Thursday, July 19, 2007

New United Iraqi Resistance Front

This story is accompanied by a lengthy interview with three resistance leaders hiding out in Damascus. The scoop is that seven Iraqi resistance outfits, including the Army of Islam (whom the occupiers have claimed are working for them), the Iraqi nationalist 1920 Revolution Brigades, Hamas Iraq and a faction of Ansar al-Sunna, are forming a united front called the Political Office for the Iraqi Resistance, in preparation for a US withdrawal of troops. It is to articulate a shared political programme, "including a commitment to free Iraq from foreign troops, rejection of cooperation with parties involved in political institutions set up under the occupation and a declaration that decisions and agreements made by the US occupation and Iraqi government are null and void ... The programme envisages a temporary technocratic government to run the country during a transition period until free elections can be held." The opposition to working with groups currently involved in political institutions means there will not be an arrangement with the Mahdi Army, especially since it now looks as if Sadr's movement may be going back into the government.

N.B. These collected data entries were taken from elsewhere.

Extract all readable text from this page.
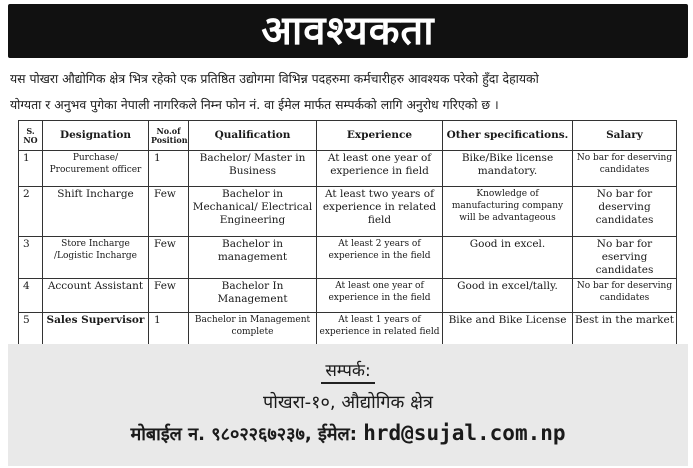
आवश्यकता

यस पोखरा औद्योगिक क्षेत्र भित्र रहेको एक प्रतिष्ठित उद्योगमा विभिन्न पदहरुमा कर्मचारीहरु आवश्यक परेको हुँदा देहायको

योग्यता र अनुभव पुगेका नेपाली नागरिकले निम्न फोन नं. वा ईमेल मार्फत सम्पर्कको लागि अनुरोध गरिएको छ ।

S. NO	Designation	No.of Position	Qualification	Experience	Other specifications.	Salary
1	Purchase/ Procurement officer	1	Bachelor/ Master in Business	At least one year of experience in field	Bike/Bike license mandatory.	No bar for deserving candidates
2	Shift Incharge	Few	Bachelor in Mechanical/ Electrical Engineering	At least two years of experience in related field	Knowledge of manufacturing company will be advantageous	No bar for deserving candidates
3	Store Incharge /Logistic Incharge	Few	Bachelor in management	At least 2 years of experience in the field	Good in excel.	No bar for eserving candidates
4	Account Assistant	Few	Bachelor In Management	At least one year of experience in the field	Good in excel/tally.	No bar for deserving candidates
5	Sales Supervisor	1	Bachelor in Management complete	At least 1 years of experience in related field	Bike and Bike License	Best in the market
सम्पर्क:
पोखरा-१०, औद्योगिक क्षेत्र
मोबाईल न. ९८०२२६७२३७, ईमेल: hrd@sujal.com.np
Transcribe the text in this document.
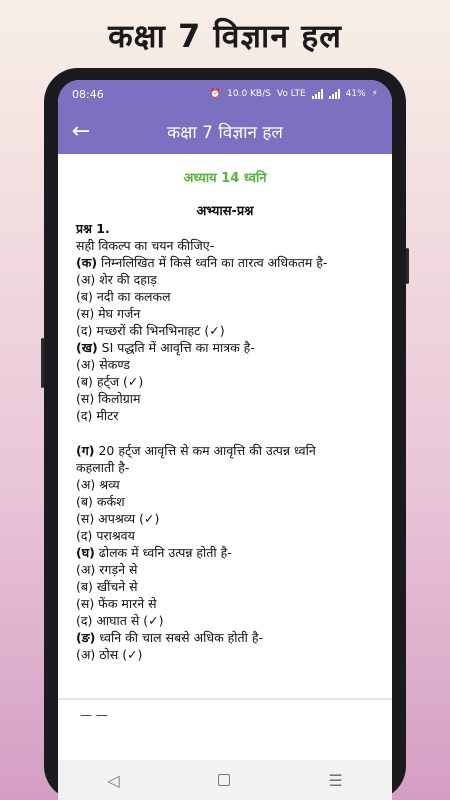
कक्षा 7 विज्ञान हल
08:46	⏰ 10.0 KB/S Vo LTE	41% ⚡
←	कक्षा 7 विज्ञान हल
अध्याय 14 ध्वनि
अभ्यास-प्रश्न
प्रश्न 1.
सही विकल्प का चयन कीजिए-
(क) निम्नलिखित में किसे ध्वनि का तारत्व अधिकतम है-
(अ) शेर की दहाड़
(ब) नदी का कलकल
(स) मेघ गर्जन
(द) मच्छरों की भिनभिनाहट (✓)
(ख) SI पद्धति में आवृत्ति का मात्रक है-
(अ) सेकण्ड
(ब) हर्ट्ज (✓)
(स) किलोग्राम
(द) मीटर
(ग) 20 हर्ट्ज आवृत्ति से कम आवृत्ति की उत्पन्न ध्वनि
कहलाती है-
(अ) श्रव्य
(ब) कर्कश
(स) अपश्रव्य (✓)
(द) पराश्रवय
(घ) ढोलक में ध्वनि उत्पन्न होती है-
(अ) रगड़ने से
(ब) खींचने से
(स) फेंक मारने से
(द) आघात से (✓)
(ङ) ध्वनि की चाल सबसे अधिक होती है-
(अ) ठोस (✓)
— —
◁	☰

Abu Aardvark points out that Hamas Iraq results from a split with the 1920 Revolution Brigades, but that it hasn't been seen much since. It is apparently close to the ideology of the Muslim Brotherhood, and it opposes the sectarian drift of some organisations. The faction of Ansar al-Sunna that is participating (the Legitimate Committee of Ansar al-Sunna) is reported by the Guardian to have broken with the main group over sectarianism and the strategy of suicide attacks:

"We wanted to unite with other resistance forces, but the other group is moving closer to al-Qaida and refused. Al-Qaida has brought benefits and problems," Zubeidy says. "They attack the US occupiers. But every day the problems they bring become greater than the benefits.

"Resistance isn't just about killing Americans without any aims or goals," he continues. "Our people have come to hate al-Qaida, which gives the impression to the outside world that the resistance in Iraq are terrorists. Suicide bombing is not the best way to fight because it kills innocent civilians. We are against indiscriminate killing - fighting should be concentrated only on the enemy. They [al-Qaida] believe that all Shia are kuffar [unbelievers] - and most of the Sunnis as well."

Well, there had been attempts before, in 2004, to form a united, non-sectarian political platform for the resistance, but it seemed to hit the skids very quickly. A number of these organisations include both Shi'ites and Sunnis, and operate in the south as well as the north, but that is not sufficient to make them the broad Iraqi political front that is clearly indicated. Most Iraqis support resistance attacks and oppose the occupation, and a Maliki-led government is unlikely to last long if the troops are chased out. But the main anti-occupation force among Shi'ites appears to have been excluded because it decided to participate in the elected bodies under the occupation. And given that one strategy the occupiers are considering is partitioning Iraq into three, a political front that doesn't command cross-sectarian support might well play into America's hands.